India, home to more than 5 million programmers, could be hit hardest if the technology behind ChatGPT cuts jobs in the industry, writes Bloomberg.

Traditionally, India’s outsourcing firms were so hungry for talent that they didn’t even mind if an engineer’s background was in chemicals or mining. Training people through in-house coding drills was routine. Fresh-faced recruits are still highly valued in the sector, which builds software systems for global customers like Wall Street banks, Silicon Valley tech titans, and the world’s largest airlines and retailers. But this may not always be the case.

Tata Consultancy Services, India’s (and Asia’s) largest outsourcing provider, has made 46,000 offers to clients this year, according to its chief operating officer N. Ganapathy Subramaniam. However, the firm failed to meet profit forecasts last week. One of the reasons is that generative artificial intelligence and ChatGPT dominate every customer conversation today.

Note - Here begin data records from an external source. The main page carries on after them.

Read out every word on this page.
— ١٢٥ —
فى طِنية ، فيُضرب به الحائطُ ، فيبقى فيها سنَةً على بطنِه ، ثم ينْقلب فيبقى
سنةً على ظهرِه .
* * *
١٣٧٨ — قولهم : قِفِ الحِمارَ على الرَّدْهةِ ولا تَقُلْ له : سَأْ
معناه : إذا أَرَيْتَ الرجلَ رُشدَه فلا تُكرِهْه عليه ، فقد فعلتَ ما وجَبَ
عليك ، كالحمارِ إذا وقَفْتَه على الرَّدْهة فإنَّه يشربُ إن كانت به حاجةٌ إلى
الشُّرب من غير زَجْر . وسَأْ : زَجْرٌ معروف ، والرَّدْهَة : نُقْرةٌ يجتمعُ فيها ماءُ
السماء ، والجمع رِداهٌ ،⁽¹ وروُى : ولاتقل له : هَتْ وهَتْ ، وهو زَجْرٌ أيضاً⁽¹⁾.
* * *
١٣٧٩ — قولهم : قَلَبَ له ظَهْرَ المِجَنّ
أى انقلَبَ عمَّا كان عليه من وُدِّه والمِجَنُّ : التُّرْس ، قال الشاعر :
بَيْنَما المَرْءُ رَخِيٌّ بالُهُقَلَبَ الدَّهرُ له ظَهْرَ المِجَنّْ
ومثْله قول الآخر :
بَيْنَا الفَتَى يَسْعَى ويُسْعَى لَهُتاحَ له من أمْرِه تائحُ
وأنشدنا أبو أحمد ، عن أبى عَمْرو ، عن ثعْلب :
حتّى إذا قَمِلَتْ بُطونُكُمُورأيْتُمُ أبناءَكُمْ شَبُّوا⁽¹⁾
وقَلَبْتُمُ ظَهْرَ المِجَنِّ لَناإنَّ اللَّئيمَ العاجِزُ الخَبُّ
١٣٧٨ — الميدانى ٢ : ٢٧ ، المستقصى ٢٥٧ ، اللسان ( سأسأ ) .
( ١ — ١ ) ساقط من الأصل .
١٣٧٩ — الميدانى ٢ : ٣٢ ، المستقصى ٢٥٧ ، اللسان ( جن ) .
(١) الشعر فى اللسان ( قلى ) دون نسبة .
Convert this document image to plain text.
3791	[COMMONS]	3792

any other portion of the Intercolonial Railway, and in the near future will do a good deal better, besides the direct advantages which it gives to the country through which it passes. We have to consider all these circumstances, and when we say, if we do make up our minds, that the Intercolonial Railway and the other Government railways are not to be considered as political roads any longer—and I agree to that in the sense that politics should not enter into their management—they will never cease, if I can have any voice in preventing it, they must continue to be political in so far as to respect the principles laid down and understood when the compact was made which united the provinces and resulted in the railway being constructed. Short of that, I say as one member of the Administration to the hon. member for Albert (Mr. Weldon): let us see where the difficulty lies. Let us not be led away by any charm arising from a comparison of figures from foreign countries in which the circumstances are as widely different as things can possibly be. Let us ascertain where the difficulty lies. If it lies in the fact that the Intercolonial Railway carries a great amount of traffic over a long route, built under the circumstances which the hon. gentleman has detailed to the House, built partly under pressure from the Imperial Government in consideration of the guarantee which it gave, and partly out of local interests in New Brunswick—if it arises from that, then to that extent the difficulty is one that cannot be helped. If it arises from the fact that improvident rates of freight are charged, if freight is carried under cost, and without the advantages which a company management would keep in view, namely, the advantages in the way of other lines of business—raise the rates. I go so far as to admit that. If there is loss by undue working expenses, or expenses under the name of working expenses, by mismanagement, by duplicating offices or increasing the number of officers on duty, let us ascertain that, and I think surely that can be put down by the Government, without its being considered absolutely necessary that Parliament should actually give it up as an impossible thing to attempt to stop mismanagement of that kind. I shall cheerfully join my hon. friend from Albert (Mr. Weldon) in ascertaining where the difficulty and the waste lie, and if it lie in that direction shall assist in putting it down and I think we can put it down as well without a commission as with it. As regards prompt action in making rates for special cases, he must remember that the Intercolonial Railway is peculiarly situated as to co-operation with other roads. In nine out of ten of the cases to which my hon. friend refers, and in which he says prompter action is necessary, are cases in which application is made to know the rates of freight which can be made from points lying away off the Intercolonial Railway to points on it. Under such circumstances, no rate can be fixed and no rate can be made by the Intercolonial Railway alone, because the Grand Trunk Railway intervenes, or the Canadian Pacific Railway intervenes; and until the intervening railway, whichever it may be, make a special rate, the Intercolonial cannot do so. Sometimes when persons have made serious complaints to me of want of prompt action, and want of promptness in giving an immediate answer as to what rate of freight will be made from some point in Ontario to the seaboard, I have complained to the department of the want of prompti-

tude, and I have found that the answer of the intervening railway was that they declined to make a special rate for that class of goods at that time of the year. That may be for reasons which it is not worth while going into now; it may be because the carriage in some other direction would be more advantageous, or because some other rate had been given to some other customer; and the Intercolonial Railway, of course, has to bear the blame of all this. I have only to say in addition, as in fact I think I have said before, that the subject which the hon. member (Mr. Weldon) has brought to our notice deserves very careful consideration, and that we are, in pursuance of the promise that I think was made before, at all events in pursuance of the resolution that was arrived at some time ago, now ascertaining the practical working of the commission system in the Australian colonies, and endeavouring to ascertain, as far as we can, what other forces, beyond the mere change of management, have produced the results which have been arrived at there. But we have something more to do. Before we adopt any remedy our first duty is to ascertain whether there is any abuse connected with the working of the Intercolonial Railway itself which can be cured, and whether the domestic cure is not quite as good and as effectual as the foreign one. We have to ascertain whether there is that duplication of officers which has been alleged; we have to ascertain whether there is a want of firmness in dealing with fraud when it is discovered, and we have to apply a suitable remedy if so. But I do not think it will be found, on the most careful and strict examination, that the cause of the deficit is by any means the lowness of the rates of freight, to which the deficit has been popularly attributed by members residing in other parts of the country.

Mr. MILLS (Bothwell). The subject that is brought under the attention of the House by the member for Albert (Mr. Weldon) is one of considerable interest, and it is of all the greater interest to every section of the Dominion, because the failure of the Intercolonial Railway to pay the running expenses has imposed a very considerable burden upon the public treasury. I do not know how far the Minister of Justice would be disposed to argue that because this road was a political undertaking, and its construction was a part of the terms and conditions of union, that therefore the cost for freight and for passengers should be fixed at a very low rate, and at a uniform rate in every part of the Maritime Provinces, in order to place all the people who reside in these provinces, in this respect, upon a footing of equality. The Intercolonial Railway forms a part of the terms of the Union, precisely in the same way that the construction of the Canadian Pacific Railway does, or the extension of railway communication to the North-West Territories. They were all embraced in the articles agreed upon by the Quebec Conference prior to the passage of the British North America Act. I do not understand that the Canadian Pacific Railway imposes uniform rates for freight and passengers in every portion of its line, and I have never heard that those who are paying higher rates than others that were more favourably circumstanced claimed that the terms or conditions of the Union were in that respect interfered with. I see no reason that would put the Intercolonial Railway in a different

According to Gurnani, CEO of Tech Mahindra and a 40-year veteran of the IT services industry, change is fast approaching due to the advancement of artificial intelligence. During a guest lecture at the Indian Institute of Technology, he saw students concerned about the impact of AI on their future employment prospects. Gurnani urged them to be alert, as the question is not whether AI will take over existing jobs, but how quickly it will catalyze the creation of new jobs and opportunities while displacing old roles.

Professor Y Narahari, who teaches programming at the Indian Institute of Science, the country’s premier engineering school, offers a different perspective. His students are not worried about the advent of artificial intelligence, as they will likely develop systems to compete with OpenAI’s GPT models, or be hired by OpenAI itself because of their skills. But the tens of thousands of other software engineers who don’t have degrees from such elite institutions have reason to worry, as more automated AI-powered systems loom on the horizon to reduce routine coding work.